Comment développer de nouvelles technologies robotiques au service de l’agroécologie ? Ce sera l’une des missions de l’AgroTechnoPôle, plateforme d’innovation ouverte, portée par INRAE, l'Institut national de recherche pour l'agriculture, l'alimentation et l'environnement, qui accompagne les constructeurs dans leurs phases d’expérimentation. Pour cela, 5 millions d’euros seront investis sur le site de Montoldre dans l’Allier. L’AgroTechnoPôle sera adossé au Grand Défi Robotique Agricole, lancé la semaine dernière par l’Etat.La France figure parmi les leaders du marché mondial émergent de la robotique agricole. Mais il faut accélérer la cadence pour accompagner au mieux la transition du modèle agricole vers des systèmes plus durables. Dans cette quête, l'AgroTechnoPôle aura un rôle à jouer. Le site d'INRAE, l'Institut national de recherche pour l'agriculture, l'alimentation et l'environnement, situé à Montoldre dans l'Allier va, pour cela, bénéficier d'importants investissements. Au total, 5 millions d'euros. Cette première phase sera financée par la région Auvergne-Rhône-Alpes à hauteur de 1,6 millions d'euros, par l'Etat (1 million d'euros) et par le département de l'Allier (200.000 euros).

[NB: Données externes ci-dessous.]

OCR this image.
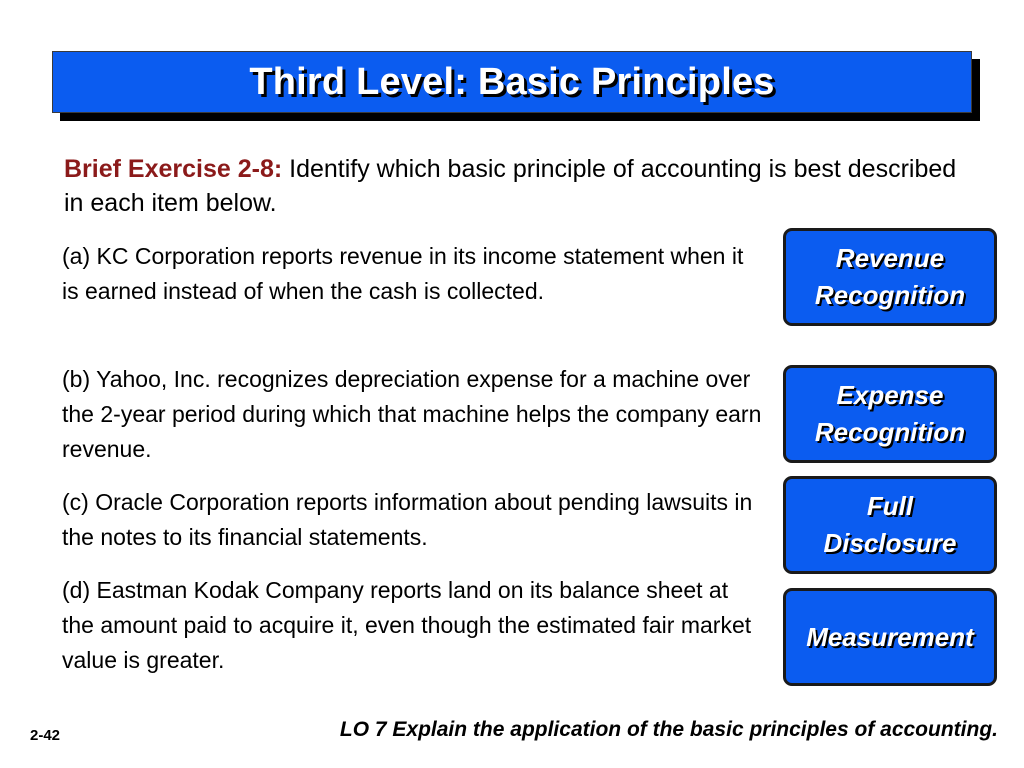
Third Level: Basic Principles
Brief Exercise 2-8: Identify which basic principle of accounting is best described in each item below.
(a) KC Corporation reports revenue in its income statement when it is earned instead of when the cash is collected.
(b) Yahoo, Inc. recognizes depreciation expense for a machine over the 2-year period during which that machine helps the company earn revenue.
(c) Oracle Corporation reports information about pending lawsuits in the notes to its financial statements.
(d) Eastman Kodak Company reports land on its balance sheet at the amount paid to acquire it, even though the estimated fair market value is greater.
Revenue
Recognition
Expense
Recognition
Full
Disclosure
Measurement
2-42	LO 7 Explain the application of the basic principles of accounting.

De son côté, l'INRAE contribuera à hauteur d'1,2 million d'euros, tandis que les entreprises qui soutiennent le projet se sont engagées à mettre 800.000 euros sur la table. Cela devrait permettre, d'ici la fin de l'année prochaine, de doter la plateforme de nouveaux moyens d'investigations, de bancs d'essai et de pistes, pour tester les machines.
« Nous allons par exemple investir dans un banc pour qualifier des semoirs, ces machines qui réalisent les semis. C'est très important pour l'évolution de l'agriculture. Demain, on devra être capable avec ces machines de semer en même temps différents types de graines, à différentes profondeurs, et d'apporter des éléments fertilisants en même temps. On pourra ainsi semer en même temps du blé et des féveroles (légumineuses riches en protéines, NDLR). Cela aura un effet bénéfique entre les deux cultures associées, des bénéfices par rapport à la réduction des maladies, des ravageurs... et tout cela, sans forcément avoir besoin d'utiliser des produits phytosanitaires ou chimiques. INRAE est partie-prenante pour favoriser les nouvelles pratiques agricoles mais pour cela il faut développer des machines », explique Michel Berducat, le directeur de l'AgroTechnoPôle et ingénieur de recherche à INRAE.